My own take on legendary negativity came in for some realignment when I met with one individual who changed my mind forever. As I arrived at the fast growing renewables company, the CEO pulled me aside and apologised because Mark was going to be in the room that day and ‘Mark’ was verbosely negative and often left lesser mortals scurrying away seeking positive re-oxygenation. My task that day was to navigate a collaboration with another company, something that Mark was likely to react to.

He was indeed a formidable character but my memories of him these days are only good ones, warm and friendly remembering the person I said cheerio to many years ago and hoping that he is still a tornado-like personality in whatever company he works for. You see, it came to light that Mark wasn’t negative, he was just passionate. He was passionate about safety and with a wealth of experience in his head, he could see things down the line that others just couldn’t see. For many years he had been labelled ‘negative’, ‘impossible’ and on his worst days ‘obstructive’. In truth there was another side to Mark that few people could see. An immensely caring family man, he viewed every project through the eyes of a father and wondered how safe that project had to be before he would be happy letting one of his adult kids near it. His problem, if he had one, was the way he verbalised his insights into the complex challenges that faced the company; usually red-faced and ranting. Working at a senior level and in with the bricks, he was often given these labels to his face, it was in fact an in-company joke but as the accolades for negativity piled up, Mark could do nothing other than be what people expected of him, there was no way out.

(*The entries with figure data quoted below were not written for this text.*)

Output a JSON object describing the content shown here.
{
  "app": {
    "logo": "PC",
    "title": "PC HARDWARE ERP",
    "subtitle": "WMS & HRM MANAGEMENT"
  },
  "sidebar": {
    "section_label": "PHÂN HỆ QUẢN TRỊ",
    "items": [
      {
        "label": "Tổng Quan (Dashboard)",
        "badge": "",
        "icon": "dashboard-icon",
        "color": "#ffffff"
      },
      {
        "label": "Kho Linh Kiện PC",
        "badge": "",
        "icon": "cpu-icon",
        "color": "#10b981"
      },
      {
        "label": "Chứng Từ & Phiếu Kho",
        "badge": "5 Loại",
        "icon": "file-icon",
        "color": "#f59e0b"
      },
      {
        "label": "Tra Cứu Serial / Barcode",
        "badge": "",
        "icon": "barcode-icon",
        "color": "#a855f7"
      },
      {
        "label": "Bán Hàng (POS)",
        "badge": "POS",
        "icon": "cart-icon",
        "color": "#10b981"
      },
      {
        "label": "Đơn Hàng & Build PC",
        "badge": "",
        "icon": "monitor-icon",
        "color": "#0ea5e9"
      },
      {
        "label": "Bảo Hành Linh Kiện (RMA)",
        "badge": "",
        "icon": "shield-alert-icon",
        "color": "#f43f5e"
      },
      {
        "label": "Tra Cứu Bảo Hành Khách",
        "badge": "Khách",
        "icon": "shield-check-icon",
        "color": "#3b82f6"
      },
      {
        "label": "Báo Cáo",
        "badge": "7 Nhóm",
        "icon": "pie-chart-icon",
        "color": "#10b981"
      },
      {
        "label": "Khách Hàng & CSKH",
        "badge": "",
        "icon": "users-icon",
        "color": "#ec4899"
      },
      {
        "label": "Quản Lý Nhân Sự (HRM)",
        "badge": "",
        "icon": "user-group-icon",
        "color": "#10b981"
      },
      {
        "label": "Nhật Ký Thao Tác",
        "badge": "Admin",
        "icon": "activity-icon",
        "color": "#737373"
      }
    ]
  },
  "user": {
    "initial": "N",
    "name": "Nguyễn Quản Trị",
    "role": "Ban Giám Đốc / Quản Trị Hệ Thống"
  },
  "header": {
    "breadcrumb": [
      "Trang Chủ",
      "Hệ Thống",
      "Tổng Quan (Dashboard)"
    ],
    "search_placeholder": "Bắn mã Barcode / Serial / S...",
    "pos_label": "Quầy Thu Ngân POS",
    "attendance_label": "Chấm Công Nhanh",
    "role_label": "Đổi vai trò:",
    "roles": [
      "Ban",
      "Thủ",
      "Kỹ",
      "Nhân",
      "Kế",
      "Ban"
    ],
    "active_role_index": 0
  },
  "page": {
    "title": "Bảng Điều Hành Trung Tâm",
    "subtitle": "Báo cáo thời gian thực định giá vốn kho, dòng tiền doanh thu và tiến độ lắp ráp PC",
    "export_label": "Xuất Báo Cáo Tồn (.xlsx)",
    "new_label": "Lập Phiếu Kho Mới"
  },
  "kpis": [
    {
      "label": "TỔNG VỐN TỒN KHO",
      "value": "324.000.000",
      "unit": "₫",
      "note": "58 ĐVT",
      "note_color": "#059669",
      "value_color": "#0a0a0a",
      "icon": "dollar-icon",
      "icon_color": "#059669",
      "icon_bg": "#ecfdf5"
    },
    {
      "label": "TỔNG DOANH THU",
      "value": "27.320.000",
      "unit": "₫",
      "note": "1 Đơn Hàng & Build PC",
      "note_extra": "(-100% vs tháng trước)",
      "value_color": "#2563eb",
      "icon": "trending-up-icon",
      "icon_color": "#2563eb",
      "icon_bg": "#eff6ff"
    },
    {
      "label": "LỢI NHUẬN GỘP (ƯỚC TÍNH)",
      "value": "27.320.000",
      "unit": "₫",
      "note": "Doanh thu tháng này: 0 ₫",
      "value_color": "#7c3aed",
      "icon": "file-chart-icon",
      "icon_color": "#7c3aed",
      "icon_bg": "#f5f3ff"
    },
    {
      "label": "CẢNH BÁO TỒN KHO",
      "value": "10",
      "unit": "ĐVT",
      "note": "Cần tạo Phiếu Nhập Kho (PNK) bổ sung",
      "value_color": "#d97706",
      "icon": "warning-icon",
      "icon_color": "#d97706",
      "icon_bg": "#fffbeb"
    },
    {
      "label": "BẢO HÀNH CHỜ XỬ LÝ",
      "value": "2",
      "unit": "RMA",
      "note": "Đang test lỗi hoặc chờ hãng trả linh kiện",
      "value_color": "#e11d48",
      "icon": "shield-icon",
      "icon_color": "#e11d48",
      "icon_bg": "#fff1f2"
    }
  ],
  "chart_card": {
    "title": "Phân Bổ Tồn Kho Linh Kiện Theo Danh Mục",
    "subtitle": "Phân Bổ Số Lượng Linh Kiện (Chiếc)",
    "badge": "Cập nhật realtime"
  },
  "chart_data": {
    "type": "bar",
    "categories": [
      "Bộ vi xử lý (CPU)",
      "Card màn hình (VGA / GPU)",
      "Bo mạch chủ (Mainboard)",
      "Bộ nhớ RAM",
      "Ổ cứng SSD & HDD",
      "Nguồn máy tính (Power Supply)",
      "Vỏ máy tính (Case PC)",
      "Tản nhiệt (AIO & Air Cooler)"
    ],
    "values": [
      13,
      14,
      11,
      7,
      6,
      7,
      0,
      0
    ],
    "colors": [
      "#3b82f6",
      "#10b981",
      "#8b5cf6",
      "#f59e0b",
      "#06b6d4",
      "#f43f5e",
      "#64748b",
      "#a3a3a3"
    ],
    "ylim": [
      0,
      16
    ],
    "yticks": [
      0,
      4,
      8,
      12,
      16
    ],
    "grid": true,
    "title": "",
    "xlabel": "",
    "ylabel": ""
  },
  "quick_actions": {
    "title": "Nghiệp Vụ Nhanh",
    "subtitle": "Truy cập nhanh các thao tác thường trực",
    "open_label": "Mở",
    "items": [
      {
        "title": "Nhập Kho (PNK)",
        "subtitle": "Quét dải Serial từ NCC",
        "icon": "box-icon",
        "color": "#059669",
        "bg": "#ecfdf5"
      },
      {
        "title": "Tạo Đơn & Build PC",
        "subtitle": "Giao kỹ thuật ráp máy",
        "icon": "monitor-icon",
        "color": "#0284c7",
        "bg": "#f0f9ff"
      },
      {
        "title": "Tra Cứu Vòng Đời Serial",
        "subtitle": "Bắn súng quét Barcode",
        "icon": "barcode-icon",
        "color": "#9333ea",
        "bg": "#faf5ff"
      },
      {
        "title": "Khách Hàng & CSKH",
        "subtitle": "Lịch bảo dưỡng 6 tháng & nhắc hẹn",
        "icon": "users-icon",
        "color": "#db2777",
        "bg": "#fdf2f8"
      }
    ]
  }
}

Then we changed everything. We gave him a new label and worked with his thinking in a way where, as a team, we could mine the safety gold out of Marks head. The problem was keeping up. At one point three of us were taking notes as we discovered all the answers we needed to make the project a rapid and safe success were inside Mark’s head. Diamonds of thinking right there where nobody was looking. In fact they had been avoiding for years.

Months later I returned. Mark was indeed a changed man (but not too changed). He relished his job once more, still took stick from colleagues but was invited on to every new project team and was now running a far bigger team of his own.

Negative isn’t bad. Negative people are more often than not passionate about something. If you can get them pointing in the right direction they will often give you insights that no one else can see but it takes a brave and invested business owner to give them that opportunity.

Now if you really want to find the problem in a company, look for apathy, that will mess you up every time!

Although this is a true story ‘Mark’s’ name has been changed to protect his identity.